Сколько нужно примитивов для реализации форт системы?

2020-12-27 в 1:39, admin, рубрики: forth, ненормальное программирование

В 1992-м году проходил очередной конкурс по обфусцированному программированию на языке С. Один из представленных проектов был небольшой форт системой. Меня поразило, что виртуальная машина была реализована всего в 794 байтах С кода. Остальная часть форт системы загружалась из исходника на форте. После изучения проекта первоначальный восторг уступил место разочарованию, так как автор использовал не совсем “честный” трюк: для парсинга фортового исходника он использовал функцию scanf(). С этого момента меня терзал вопрос — сколько нужно примитивов для реализации форт системы без подобных трюков?

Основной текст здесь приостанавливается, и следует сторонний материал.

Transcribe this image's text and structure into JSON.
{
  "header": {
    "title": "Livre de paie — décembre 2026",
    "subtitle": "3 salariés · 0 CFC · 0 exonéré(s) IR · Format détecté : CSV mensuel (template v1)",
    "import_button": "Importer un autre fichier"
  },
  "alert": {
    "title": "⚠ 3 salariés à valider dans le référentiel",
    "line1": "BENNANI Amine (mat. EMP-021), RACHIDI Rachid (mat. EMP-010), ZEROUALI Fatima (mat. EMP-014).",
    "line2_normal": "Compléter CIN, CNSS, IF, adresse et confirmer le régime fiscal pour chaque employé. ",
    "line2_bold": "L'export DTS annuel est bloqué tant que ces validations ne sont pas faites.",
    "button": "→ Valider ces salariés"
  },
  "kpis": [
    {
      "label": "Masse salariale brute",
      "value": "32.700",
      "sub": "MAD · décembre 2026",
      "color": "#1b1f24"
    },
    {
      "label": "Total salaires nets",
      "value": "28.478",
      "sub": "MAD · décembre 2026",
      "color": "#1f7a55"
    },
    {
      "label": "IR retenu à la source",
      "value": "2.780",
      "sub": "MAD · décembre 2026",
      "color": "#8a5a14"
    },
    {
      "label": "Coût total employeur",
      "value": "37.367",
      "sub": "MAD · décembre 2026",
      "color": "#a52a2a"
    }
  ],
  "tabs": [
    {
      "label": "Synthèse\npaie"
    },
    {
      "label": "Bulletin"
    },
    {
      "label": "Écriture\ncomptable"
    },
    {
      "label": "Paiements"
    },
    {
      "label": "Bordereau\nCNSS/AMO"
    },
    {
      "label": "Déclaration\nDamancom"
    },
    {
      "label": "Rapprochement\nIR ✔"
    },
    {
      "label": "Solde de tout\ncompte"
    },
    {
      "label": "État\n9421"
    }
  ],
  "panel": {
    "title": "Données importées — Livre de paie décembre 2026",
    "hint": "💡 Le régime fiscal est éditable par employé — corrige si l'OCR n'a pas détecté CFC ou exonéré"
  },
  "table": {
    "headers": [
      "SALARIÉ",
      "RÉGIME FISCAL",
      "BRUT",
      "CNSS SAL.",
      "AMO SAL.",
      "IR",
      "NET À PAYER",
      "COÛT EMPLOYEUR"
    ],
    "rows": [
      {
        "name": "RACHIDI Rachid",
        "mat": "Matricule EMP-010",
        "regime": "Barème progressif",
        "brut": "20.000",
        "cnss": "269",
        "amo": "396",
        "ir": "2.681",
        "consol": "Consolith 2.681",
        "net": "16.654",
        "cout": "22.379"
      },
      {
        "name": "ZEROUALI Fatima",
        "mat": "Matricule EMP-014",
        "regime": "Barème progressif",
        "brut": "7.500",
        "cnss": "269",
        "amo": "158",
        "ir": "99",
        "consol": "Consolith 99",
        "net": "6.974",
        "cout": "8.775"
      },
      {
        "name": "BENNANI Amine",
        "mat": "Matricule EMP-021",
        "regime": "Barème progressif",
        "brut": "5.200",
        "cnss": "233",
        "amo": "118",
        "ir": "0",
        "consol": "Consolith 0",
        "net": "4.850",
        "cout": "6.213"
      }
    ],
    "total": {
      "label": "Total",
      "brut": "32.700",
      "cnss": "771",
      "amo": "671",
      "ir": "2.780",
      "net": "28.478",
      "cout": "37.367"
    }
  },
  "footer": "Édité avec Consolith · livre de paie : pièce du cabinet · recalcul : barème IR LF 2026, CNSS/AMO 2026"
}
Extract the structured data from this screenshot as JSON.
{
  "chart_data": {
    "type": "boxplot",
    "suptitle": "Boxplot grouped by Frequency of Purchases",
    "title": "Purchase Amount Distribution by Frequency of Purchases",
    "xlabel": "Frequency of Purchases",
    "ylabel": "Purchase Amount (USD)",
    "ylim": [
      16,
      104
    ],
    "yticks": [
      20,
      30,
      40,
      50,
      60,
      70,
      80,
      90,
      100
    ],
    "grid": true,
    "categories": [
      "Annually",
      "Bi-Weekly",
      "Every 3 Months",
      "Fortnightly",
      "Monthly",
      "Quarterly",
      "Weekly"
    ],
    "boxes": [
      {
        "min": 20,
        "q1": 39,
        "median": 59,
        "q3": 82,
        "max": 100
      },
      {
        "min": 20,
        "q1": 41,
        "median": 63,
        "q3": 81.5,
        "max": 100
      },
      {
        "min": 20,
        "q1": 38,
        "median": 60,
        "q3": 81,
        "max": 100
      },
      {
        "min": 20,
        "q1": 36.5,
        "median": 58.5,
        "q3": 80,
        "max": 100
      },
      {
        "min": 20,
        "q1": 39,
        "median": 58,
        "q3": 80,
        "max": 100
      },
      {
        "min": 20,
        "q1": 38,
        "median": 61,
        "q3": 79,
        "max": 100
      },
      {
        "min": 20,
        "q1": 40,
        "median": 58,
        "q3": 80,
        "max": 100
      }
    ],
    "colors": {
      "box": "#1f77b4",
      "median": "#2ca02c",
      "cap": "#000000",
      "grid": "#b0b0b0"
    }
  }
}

Через некоторое время я познакомился с форт системой sod32 написанной Lennart Benschop. У этой форт системы виртуальная машина написана на С, а двоичный образ, который загружается в виртуальную машину, не зависит от порядка байтов в слове хост системы. sod32 имеет 32 примитива, вот они:





NOOP
( --- )
Do nothing


SWAP
( x1 x2 --- x2 x1 )
Swap the two top items on the stack.


ROT
( x1 x2 x3 --- x2 x3 x1 )
Rotate the three top items on the stack.


0=
( x --- f)
f is true if and only if x is 0.


NEGATE
( n1 --- -n1)
Negate top number on the stack.


UM*
( u1 u2 --- ud )
Multiply two unsigned numbers, giving double result.


C@
( c-addr --- c)
Fetch character c at c-addr.


@
( a-addr --- x)
Fetch cell x at a-addr.


+
( w1 w2 --- w3) 
Add the top two numbers on the stack.


AND
( x1 x2 --- x3)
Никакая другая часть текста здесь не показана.